W porannej rozmowie Roberta Mazurka na antenie radia RMF FM Tadeusz Cymański mówił m.in. o swoim stanie zdrowia. Niedawno polityk informował, że zdiagnozowano u niego raka. Następnie przeszedł pomyślną operację.
W odpowiedzi na pytanie Mazurka, Cymański nie krył entuzjazmu po udanym zabiegu. „Tak, operacja się udała pacjent żyje, a co ciekawsze z dobrym rokowaniem na przyszłość. Jest ryzyko, ale ono jest na poziomie, według wiedzy medycznej, na poziomie kilku procent, czyli ogromne szczęście” – mówił.

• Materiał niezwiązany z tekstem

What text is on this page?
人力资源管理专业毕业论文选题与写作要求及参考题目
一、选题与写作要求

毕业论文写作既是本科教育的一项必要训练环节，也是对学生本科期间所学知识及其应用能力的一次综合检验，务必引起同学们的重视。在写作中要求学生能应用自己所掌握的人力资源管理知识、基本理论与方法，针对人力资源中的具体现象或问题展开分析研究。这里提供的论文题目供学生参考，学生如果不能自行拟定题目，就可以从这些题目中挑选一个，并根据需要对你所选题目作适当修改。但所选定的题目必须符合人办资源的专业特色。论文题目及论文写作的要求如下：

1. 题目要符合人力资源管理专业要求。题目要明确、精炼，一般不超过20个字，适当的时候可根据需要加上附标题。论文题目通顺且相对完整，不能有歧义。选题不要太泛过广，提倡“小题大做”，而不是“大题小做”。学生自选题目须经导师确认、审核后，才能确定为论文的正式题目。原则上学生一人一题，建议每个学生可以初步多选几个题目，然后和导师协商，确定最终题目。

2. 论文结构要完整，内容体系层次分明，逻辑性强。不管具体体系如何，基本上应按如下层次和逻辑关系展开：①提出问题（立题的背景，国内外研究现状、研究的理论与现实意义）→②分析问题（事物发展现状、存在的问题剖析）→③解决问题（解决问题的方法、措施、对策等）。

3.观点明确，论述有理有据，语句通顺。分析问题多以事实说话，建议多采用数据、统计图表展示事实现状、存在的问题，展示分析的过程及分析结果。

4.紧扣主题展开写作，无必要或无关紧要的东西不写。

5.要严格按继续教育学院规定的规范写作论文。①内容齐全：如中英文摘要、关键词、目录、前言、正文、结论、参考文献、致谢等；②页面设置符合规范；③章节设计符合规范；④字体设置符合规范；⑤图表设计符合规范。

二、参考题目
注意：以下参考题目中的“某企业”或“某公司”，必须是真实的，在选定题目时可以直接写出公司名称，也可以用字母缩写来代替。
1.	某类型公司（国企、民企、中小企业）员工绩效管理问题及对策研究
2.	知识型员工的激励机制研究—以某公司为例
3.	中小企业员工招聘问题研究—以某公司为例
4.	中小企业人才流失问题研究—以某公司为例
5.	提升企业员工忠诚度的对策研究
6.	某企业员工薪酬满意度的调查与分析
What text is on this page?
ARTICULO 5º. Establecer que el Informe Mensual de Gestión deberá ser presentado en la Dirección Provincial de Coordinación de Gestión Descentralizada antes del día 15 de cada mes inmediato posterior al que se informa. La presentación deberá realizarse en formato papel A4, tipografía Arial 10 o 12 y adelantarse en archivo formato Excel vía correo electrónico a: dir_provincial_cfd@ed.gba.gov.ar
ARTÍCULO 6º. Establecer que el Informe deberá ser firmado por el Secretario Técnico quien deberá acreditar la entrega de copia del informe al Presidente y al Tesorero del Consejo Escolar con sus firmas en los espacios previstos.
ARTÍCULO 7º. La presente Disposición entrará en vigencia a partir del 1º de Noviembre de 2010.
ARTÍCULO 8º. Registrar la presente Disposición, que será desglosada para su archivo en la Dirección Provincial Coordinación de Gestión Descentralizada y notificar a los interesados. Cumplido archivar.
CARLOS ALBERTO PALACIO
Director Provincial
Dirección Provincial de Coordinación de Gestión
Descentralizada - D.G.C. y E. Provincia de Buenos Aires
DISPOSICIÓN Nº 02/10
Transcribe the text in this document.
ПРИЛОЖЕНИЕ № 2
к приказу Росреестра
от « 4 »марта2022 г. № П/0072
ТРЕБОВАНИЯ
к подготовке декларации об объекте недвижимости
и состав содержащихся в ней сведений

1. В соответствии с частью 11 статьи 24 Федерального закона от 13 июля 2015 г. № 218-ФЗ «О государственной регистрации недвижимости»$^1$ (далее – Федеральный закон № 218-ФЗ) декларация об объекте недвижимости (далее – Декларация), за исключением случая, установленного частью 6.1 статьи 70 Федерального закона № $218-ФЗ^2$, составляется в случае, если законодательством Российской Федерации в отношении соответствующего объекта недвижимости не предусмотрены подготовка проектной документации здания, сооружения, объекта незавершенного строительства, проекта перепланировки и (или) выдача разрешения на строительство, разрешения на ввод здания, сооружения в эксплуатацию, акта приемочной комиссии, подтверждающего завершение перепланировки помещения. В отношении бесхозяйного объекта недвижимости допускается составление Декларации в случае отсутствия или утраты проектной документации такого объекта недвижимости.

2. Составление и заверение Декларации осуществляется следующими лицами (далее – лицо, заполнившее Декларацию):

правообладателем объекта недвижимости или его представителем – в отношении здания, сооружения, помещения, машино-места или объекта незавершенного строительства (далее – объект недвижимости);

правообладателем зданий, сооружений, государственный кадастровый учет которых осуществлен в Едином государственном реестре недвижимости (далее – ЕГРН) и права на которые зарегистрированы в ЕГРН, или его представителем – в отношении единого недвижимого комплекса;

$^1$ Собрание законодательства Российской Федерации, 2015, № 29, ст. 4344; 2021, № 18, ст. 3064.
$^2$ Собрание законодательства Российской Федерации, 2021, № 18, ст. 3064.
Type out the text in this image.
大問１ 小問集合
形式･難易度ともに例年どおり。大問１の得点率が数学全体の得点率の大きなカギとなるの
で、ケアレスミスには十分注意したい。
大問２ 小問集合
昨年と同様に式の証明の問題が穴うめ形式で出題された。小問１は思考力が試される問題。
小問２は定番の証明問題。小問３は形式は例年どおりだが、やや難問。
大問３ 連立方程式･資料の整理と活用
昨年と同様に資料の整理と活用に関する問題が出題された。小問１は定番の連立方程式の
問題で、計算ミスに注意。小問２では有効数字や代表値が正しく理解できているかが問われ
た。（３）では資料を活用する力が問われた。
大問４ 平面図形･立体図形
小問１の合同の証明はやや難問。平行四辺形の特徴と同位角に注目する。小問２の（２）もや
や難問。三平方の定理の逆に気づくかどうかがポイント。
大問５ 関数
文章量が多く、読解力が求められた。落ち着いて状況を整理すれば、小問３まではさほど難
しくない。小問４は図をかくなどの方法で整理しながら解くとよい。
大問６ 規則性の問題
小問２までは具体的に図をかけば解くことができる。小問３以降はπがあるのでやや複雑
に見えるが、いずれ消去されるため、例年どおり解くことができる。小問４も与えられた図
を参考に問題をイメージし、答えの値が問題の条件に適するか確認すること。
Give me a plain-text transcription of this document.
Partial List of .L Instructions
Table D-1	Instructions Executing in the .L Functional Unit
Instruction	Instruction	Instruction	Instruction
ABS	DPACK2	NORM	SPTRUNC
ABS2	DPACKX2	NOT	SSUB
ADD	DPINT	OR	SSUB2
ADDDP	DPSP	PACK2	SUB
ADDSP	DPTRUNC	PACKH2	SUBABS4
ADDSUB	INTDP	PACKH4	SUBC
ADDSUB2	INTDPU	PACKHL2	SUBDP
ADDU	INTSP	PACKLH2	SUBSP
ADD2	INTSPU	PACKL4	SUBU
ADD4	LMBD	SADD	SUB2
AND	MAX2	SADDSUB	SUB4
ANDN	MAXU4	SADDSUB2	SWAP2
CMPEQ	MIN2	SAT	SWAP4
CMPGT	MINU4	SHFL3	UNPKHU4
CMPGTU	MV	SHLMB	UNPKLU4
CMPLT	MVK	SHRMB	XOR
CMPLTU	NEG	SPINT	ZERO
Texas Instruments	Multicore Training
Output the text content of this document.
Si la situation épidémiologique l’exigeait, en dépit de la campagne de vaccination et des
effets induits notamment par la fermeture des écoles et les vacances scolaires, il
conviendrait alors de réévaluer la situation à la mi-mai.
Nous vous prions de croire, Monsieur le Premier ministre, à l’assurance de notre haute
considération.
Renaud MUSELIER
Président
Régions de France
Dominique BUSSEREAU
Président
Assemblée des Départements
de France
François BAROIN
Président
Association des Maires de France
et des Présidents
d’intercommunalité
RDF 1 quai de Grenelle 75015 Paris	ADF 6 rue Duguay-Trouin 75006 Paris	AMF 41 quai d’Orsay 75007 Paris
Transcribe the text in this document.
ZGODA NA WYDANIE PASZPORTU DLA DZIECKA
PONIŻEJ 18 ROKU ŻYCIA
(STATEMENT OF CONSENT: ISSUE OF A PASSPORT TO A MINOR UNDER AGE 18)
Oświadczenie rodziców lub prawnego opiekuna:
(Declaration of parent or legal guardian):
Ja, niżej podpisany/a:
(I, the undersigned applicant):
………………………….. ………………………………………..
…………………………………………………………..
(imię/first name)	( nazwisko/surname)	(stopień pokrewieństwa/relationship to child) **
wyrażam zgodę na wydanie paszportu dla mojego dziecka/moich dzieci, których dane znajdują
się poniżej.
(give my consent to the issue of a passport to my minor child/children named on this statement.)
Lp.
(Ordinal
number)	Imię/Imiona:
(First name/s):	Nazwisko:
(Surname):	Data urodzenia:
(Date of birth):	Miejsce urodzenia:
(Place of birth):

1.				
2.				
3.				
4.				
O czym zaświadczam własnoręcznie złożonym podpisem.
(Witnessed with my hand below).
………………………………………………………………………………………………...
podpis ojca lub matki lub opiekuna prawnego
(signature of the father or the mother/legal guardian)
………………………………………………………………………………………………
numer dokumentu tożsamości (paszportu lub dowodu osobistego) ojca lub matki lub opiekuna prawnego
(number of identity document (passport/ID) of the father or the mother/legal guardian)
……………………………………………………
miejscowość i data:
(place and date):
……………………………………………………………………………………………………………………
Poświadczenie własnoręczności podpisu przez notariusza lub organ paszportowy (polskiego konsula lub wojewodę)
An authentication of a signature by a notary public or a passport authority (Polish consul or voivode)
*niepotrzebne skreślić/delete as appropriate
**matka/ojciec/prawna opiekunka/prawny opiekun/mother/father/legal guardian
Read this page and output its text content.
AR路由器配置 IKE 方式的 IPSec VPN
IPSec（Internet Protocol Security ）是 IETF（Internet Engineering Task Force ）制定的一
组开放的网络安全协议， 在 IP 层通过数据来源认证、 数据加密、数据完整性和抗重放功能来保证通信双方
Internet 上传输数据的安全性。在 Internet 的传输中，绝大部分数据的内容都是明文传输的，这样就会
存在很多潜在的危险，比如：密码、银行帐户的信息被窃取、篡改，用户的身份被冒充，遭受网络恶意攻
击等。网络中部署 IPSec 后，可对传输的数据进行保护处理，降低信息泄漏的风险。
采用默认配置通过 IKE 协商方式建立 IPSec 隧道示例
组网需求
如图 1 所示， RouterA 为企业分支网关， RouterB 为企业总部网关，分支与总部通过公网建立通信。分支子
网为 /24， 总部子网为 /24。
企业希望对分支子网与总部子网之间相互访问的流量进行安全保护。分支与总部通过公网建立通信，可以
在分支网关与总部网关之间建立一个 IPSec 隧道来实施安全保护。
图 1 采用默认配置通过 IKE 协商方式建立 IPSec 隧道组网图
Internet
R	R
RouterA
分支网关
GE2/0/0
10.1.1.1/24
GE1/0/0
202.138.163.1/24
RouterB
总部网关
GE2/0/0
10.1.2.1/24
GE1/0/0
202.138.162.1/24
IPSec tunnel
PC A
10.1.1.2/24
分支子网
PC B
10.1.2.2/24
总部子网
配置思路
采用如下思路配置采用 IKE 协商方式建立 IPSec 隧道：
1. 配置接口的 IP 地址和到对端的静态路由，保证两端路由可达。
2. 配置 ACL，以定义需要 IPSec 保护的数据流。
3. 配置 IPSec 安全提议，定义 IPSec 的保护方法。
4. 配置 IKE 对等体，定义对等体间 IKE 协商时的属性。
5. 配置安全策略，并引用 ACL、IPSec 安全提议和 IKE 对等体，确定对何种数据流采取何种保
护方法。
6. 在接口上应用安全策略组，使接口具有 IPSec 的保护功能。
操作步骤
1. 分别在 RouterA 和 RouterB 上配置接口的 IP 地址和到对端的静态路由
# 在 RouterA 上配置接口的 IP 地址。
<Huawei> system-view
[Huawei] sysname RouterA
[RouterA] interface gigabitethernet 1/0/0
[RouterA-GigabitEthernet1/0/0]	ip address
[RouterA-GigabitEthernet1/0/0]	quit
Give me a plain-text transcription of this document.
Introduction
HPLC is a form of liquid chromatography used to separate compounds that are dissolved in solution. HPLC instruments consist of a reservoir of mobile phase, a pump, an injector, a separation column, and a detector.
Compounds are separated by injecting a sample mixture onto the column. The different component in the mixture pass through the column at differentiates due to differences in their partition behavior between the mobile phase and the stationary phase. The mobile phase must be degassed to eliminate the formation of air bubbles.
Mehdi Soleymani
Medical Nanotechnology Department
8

Czytaj także: Kwaśniewski miał groźne powikłania po Covid-19. „Trwa do dzisiaj”
„Teraz, żeby miało to odwrócić, musiały być wielki pech, czyli tylko obserwacja i bez chemioterapii” – kontynuował Cymański. „No to naprawdę Pan Bóg się ze mną cacka. Ktoś mi powiedział, (Bóg – red.) „cacka się z tobą”. Jestem pieszczochem losu, dlatego taka radość” – dodał.
Cymański przeszedł operację
Niedawno w rozmowie z mediami Cymański przyznał, że o chorobie dowiedział się „niespodzianie i przypadkowo”. „To było w tym roku, w styczniu i przy okazji. Przy okazji badań, badań klatki piersiowej, bo sobie popalałem kiedyś zdrowo. Więc profilaktycznie rodzina naciska: badaj, badaj. I zrobiono USG jamy brzusznej i przy okazji okazało, że tam jest coś. No i później już badania bardziej szczegółowe potwierdziły, że jest to nowotwór.” – powiedział.
Czytaj także: Niedzielski usłyszał pytanie o obowiązkowe szczepienia. Oto odpowiedź
Pod koniec kwietnia przeszedł operację wycięcia nowotworu. „Wracam do zdrowia, dochodzę do siebie, cieszę się, że mam to za sobą.” – przyznał Cymański. „Wycięli mi nowotwór. Operacja trwała kilka godzin, czekam jeszcze na badania i dziękuję Bogu, że wszystko się udało. Przy okazji apeluję do ludzi, żeby się badali” – mówił niedługo po zabiegu.